I won't let you derail law to allow gay marriage, Nick Clegg warns Tories
A free vote is expected when it is put to the Commons because it is an issue of conscience
Andrew Grice has been Political Editor of The Independent since 1998. He was previously Political Editor of The Sunday Times, where he worked for 10 years, and he has been a Westminster-based journalist since 1982. His column, Inside Politics, appears in The Independent each Saturday.
Wednesday 23 May 2012
Nick Clegg has given a firm promise that the Government will bring in a law to allow gay marriage despite a growing campaign to derail it by Conservative MPs. In a warning to opponents, the Deputy Prime Minister said it is a matter of "how, not whether" same-sex marriage is legalised.
A dispute between Liberal Democrat and Tory MPs has broken out after both parties suffered heavy losses in this month's council elections. Tory backbenchers have urged ministers to shelve gay marriage legislation and House of Lords reform, both flagship Liberal Democrat policies, so the Government can focus on bread-and-butter issues, such as the economy, which they claim matter more to voters.
A free vote is expected when it is put to the Commons because it is a conscience issue. Yesterday Owen Paterson, the Northern Ireland Secretary, became the first Cabinet member to declare that he will oppose the move. In a letter to a constituent, Mr Paterson, a Conservative, said: "Having considered this matter carefully, I am afraid I have come to the decision not to support gay marriage." The Coalition for Marriage, which leads the campaign against same-sex marriage, has won the backing of several church leaders and Tory MPs. More than 520,000 people have signed its petition, which supports "the legal definition of marriage which is the voluntary union for life of one man and one woman to the exclusion of all others".
Mr Clegg, by contrast, has signed a petition organised by the rival Coalition for Equal Marriage, which is lobbying for the change. He told the group: "The Coalition Government, the Liberal Democrats and I remain wholeheartedly committed to lifting the ban on equal civil marriage. We are currently consulting on how, not whether, to introduce proposals for equal marriage and I want to encourage everyone to make sure that their voices are heard during this time. Many other countries have taken this progressive step and I think it's about time Britain joined them."
The Liberal Democrats do not suspect that David Cameron is backsliding on his pledge to bring in a gay marriage law, because he has made a strong personal commitment to it.But they are worried that some Tory ministers may try to reopen the issue under pressure from the party's MPs.
"The idea that this was an issue on the doorstep in the local elections is nonsense," said one Liberal Democrat source. But Philip Hammond, the Defence Secretary, said after the elections: "Clearly it's not the number one priority." He suggested the Government would take a final decision after the Home Office consultation exercise now underway.
Conor Marron, co-founder of the Coalition for Equal Marriage said: "We're very happy to have Nick [Clegg] standing with us on this issue, along with the majority of MPs who have voiced their position on the subject. We welcome Nick's reassertion that this consultation is on how to introduce civil marriage equality, not if."

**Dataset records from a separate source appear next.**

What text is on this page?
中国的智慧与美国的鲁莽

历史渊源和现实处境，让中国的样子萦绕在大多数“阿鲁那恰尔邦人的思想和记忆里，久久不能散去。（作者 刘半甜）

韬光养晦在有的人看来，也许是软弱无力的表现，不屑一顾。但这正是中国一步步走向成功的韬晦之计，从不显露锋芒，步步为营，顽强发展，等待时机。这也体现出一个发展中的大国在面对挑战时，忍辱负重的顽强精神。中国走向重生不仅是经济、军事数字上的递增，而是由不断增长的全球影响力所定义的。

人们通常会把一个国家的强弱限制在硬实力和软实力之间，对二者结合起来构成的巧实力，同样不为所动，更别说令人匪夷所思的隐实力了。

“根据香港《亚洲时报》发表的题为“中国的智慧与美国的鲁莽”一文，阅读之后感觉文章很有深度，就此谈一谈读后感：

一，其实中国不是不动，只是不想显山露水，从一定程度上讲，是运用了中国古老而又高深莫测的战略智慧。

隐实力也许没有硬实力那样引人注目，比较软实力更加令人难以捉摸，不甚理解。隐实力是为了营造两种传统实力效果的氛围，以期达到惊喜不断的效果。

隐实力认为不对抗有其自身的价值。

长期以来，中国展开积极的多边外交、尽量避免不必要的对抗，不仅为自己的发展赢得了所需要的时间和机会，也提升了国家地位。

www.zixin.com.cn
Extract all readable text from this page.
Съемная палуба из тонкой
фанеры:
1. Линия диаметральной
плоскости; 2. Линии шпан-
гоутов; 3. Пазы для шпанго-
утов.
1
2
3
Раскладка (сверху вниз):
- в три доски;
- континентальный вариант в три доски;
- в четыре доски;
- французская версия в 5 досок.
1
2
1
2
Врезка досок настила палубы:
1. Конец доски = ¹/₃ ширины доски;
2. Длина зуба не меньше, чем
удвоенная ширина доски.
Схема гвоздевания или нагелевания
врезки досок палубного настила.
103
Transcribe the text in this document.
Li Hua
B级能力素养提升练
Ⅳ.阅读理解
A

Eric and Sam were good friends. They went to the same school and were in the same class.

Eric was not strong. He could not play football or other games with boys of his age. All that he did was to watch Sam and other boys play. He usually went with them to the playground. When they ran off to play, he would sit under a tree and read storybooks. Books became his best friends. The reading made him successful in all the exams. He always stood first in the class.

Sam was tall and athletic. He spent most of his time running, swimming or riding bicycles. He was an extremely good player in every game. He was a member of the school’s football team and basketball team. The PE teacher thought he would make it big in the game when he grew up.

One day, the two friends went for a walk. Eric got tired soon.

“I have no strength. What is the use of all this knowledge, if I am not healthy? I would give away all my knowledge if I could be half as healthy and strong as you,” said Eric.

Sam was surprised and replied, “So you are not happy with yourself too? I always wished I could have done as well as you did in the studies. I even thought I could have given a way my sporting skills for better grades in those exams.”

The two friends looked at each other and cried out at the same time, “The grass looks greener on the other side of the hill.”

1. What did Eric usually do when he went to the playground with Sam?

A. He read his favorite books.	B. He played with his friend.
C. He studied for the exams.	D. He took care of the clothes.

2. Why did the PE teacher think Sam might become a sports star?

Adam Smith, the constituent in North Shropshire who wrote to Mr Paterson, said: "It is bizarre that a Cabinet minister can both praise his Government's progress on LGBT equality in the same letter that he tells me he won't support my right to marriage equality."
Yvette Cooper, the shadow Home Secretary, said the Tory ministers trying to stop same-sex marriage revealed the deep hostility to equality that remains in their party. "Legislation on equal marriage doesn't prevent Government prioritising jobs, growth or family finances – it is the Coalition economic policy which is preventing that."
Beecroft dismisses cable as a 'socialist'
A controversial Downing Street adviser has accused Business Secretary Vince Cable of being a socialist who "appears to do very little to support business".
Venture capitalist Adrian Beecroft, who wrote a report for No 10 calling for proposals making it easier to fire workers, said his objections to his plans were "ideological not economic". "I think he is a socialist who found a home in the Lib Dems, so he's one of the left," he told The Daily Telegraph. "I think people find it very odd that he's in charge of business and yet appears to do very little to support business."
He also attacked Nick Clegg for "always threatening to go nuclear" when he does not get his way. Mr Clegg said of plans to allow bosses to fire at will: "I have not seen any evidence that creating industrial-level insecurity for workers is a good way of creating new jobs."